Who Is Zis Man?

I just had the strangest interaction. i got this email on my notre dame account from eduardo corral--hi eduardo, como estás?--that said, i've been reading your live journal entries and i totally feel what you're going through. at first i was like, who? who is this guy? turns out, he's a talented latino poet. . . i did some research, found a rad poem of his about frida kahlo on a web del sol chapbook. he has this one image of the curtains moving like honey in a jar, and i was like, yo, this guy's got it going on. he's a really good writer. so far, so good. but there is where it gets weird: yesterday, i got my rejection letter from colgate, and the painfully generic reject letter said: Our fellowship in creative writing for 2007-2008 has just been awarded to the poet. . . you guessed it. . . eduardo fucking corral. okay, they didn't swear, but i'm gonna. what are the odds? the person who randomly emails me is the same dude who ends up winning the colgate fellowship, and i get BOTH letters on the same fucking day. mathematically, let me just say, that's uncanny.

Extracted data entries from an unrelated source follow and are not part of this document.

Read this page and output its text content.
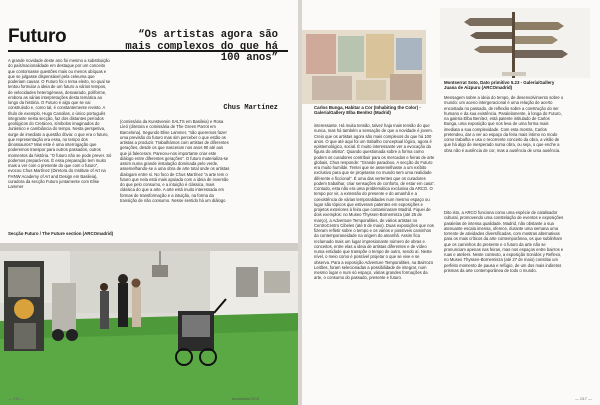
Futuro

A grande novidade deste ano foi mesmo a substituição do país/nacionalidade em destaque por um conceito que contornasse questões mais ou menos ubíquas e que se julgasse dispensável pela celeuma que poderiam causar. O Futuro foi o tema eleito, no qual se tentou formular a ideia de um futuro a vários tempos, de velocidades heterogéneas, desvairado, poliforme, embora as várias interpretações desta temática ao longo da história. O Futuro é algo que se vai construindo e, como tal, é constantemente revisto. A título de exemplo, Hugo Canoilas, o único português integrante nesta secção, faz dos distantes períodos geológicos do Cretáceo, símbolos imaginados do Jurássico e cambiância do tempo. Nesta perspetiva, surge de imediato a questão óbvia: o que era o futuro, que representação era essa, no tempo dos dinossauros? Mas este é uma interrogação que poderemos transpor para outros passados, outros momentos da história. “O futuro não se pode prever. Só podemos prepará-nos. É essa preparação tem muito mais a ver com o presente do que com o futuro”, evocou Chus Martínez (Diretora do Institute of Art na FHNW Academy of Art and Design em Basileia), curadora da secção Futuro juntamente com Elise Lammer

“Os artistas agora são mais complexos do que há 100 anos”
Chus Martínez

(comissária da Kunstverein SALTS em Basileia) e Rosa Lleó (diretora e comissária de The Green Parrot em Barcelona). Segundo Elise Lammer, “não queremos fazer uma previsão do futuro mas sim perceber o que estão os artistas a produzir. Trabalhámos com artistas de diferentes gerações, desde os que nasceram nos anos 90 até aos que já faleceram. Pareceu-nos importante criar este diálogo entre diferentes gerações”. O futuro materializa-se assim numa grande instalação dominada pelo verde, assemelhando-se a uma obra de arte total onde os artistas dialogam entre si. No foco de Chus Martínez “a arte tem o futuro que nela está mais apoiada com a ideia de inversão do que pelo consumo, e a intuição é clássica, mais clássica do que a arte. A arte está muito interessada em formas de transformação e a intuição, na forma da transição de não consumo. Nesse sentido há um diálogo

Secção Futuro / The Future section (ARCOmadrid)

— 016 —	arcomadrid 2019

Carlos Bunga, Habitar a Cor (Inhabiting the Color) - Galería/Gallery Elba Benítez (Madrid)

interessante. Há muita tensão, talvez haja mais tensão do que nunca, mas há também a sensação de que a novidade é jovem. Creio que os artistas agora são mais complexos do que há 100 anos. O que até aqui foi um trabalho conceptual lógico, agora é epistemológico, social. É muito interessante ver a evocação da figura do artista”. Quando questionada sobre a forma como podem os curadores contribuir para os mercados e feiras de arte globais, Chus responde: “Grande paradoxo. A secção do Futuro era muito humilde. Tentei que se assemelhasse a um exíbito exclusivo para que se projetasse no mundo sem uma realidade diferente e ficcional”. É uma das vertentes que os curadores podem trabalhar, criar sensações de conforto, de estar em casa”. Contudo, esta não era uma problemática exclusiva da ARCO. O tempo por vir, a extensão do presente e do amanhã e a coexistência de várias temporalidades num mesmo espaço ou lugar são tópicos que estiveram patentes em exposições e projetos exteriores à feira que contaminaram Madrid. Fiquei de dois exemplos: no Museo Thyssen-Bornemisza (até 25 de março), a Adventure Temporalities, de vários artistas no CentroCentro Cibeles (até 6 de maio). Duas exposições que nos fizeram refletir sobre o tempo e os vários e possíveis caminhos da contemporaneidade na origem do amanhã. Assim fica reclamado mais um lugar impresionante número de obras e conceitos, entre elas a ideia de artistas diferentes e de vídeo numa entidade que transpõe o tempo de outro, sendo aí. Neste nível, o meio como é possível projetar o que se vive e se observa. Para a exposição Adventure Temporalities, na Bairrozo Leitões, foram selecionadas a possibilidade de integrar, num mesmo lugar e num só espaço, várias grandes formações da arte, o consumo do passado, presente e futuro.

Montserrat Soto, Dato primitivo 5.23 - Galería/Gallery Juana de Aizpuru (ARCOmadrid)

Mensagem sobre a ideia do tempo, de desenvolvimento sobre o mundo: um aceno intergeracional é uma relação de acerto encostada no passado, de reflexão sobre a construção do ser humano e da sua existência. Paralelamente, à longa do Futuro, na galeria Elba Benítez, está patente intitulado de Carlos Bunga, uma exposição que nos leva de uma forma mais imediata a sua complexidade. Com esta mostra, Carlos pretendeu, dar a ver ao espaço da feira mais íntimo no modo como trabalha e usa o recorrente conceito da obra, a visão de que há algo de inesperado numa obra, ou seja, o que enche a obra não é ausência de cor, mas a ausência de uma ausência.

Dito isto, a ARCO funciona como uma espécie de catalisador cultural, promovendo uma constelação de eventos e exposições paralelas de intensa qualidade. Madrid, não obstante a sua atenuante escala imensa, oferece, durante uma semana uma torrente de atividades diversificadas, com mostras alternativas para os mais críticos da arte contemporânea, os que sublinham que os caminhos do presente e o futuro da arte não se pronunciam apenas nas feiras, mas nos espaços entre bairros e ruas e ateliers. Neste contexto, a exposição Sonidos y Reflexo, no Museo Thyssen-Bornemisza (até 27 de maio) constitui um perfeito momento de pausa e refúgio, de um dos mais indiretos prismas da arte contemporânea de todo o mundo.

— 017 —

And then the hits just keep coming. i decide to do a little counter e-stalking if you will, and learn more about this Eduardo Corral: turns out, he has degrees from iowa and arizona state, he's been published in some decent journals, and he's a talented, emerging latino poet. then, once i find HIS blog, i find out, not only did he win the colgate fellowship, but he also recently received a goddamn YADDO RESIDENCY. basically, this guy is doing almost everything i wanted to do this year, except, maybe, write reviews about judy garland. amazing stuff.

::

I walked to the post office today to send my ninth letter submission to juan, the non fiction editor who's slowly becoming a friend of mine since we met at awp. i revised my lyrical essay and now i hope he likes it enough to take a bite.

As i was about to walk back, it started raining and i kinda loved it. i mean, i just stood there under the awning of the post office, waiting for the rain to stop, held captive by that perfect moment, forced, willingly, to stand there and just count the streaks in the sky. it was like waking up in the desert, forced to count the shades of blue until the sun eats away at the constellations: the mistake was more beautiful than the intention, that's what was so great about it.

Post-MFA Crisis Really Begins

Well, my rejection list is almost complete. no's from:

the george bennett fiction fellowship
yaddo corporation
and recently, the colgate creative writing fellowship.

This leaves:

the sparks prize
the JET program
emory university fiction fellowship

at this point, any of those would do. but if not, i'll figure something else out. i'm still kinda keen on chicago or osaka though, personally. on verra. . .

Bummer: No Yaddo Fellowship This Year

Man, i'm kinda depressed right now. i just got my rejection letter from yaddo, and that was one of the fellowships i wanted the most for so many different reasons--the solitude, the beauty of saratoga springs, the productivity, the presitge--and now i have nothing worked out for the summer. it's amazing how one letter can change your status from hopeful and mysterious to despondent and chaotic.

I don't know how, but sometimes i forget how much rejection there is in writing, how on every level of this process--the mfa program, the literary journal, the agent, the publishing house, the fellowship, the grant--rejection is actually the rule, and acceptance, the anomaly. i keep on forgetting. . . i keep getting these outlandidsh hopes, i keep feeding my insatiable dreamlife, and then yaddo rejects me and i realize how quixotic i really am. it's humbling and it hurts. . .

i just knew by the size of the envelope that yaddo had rejected me, so, before i opened the letter, i took a bunch of pictures of myself in my mod squad look when i still felt talented and hopeful. that way, they couldn't take it away.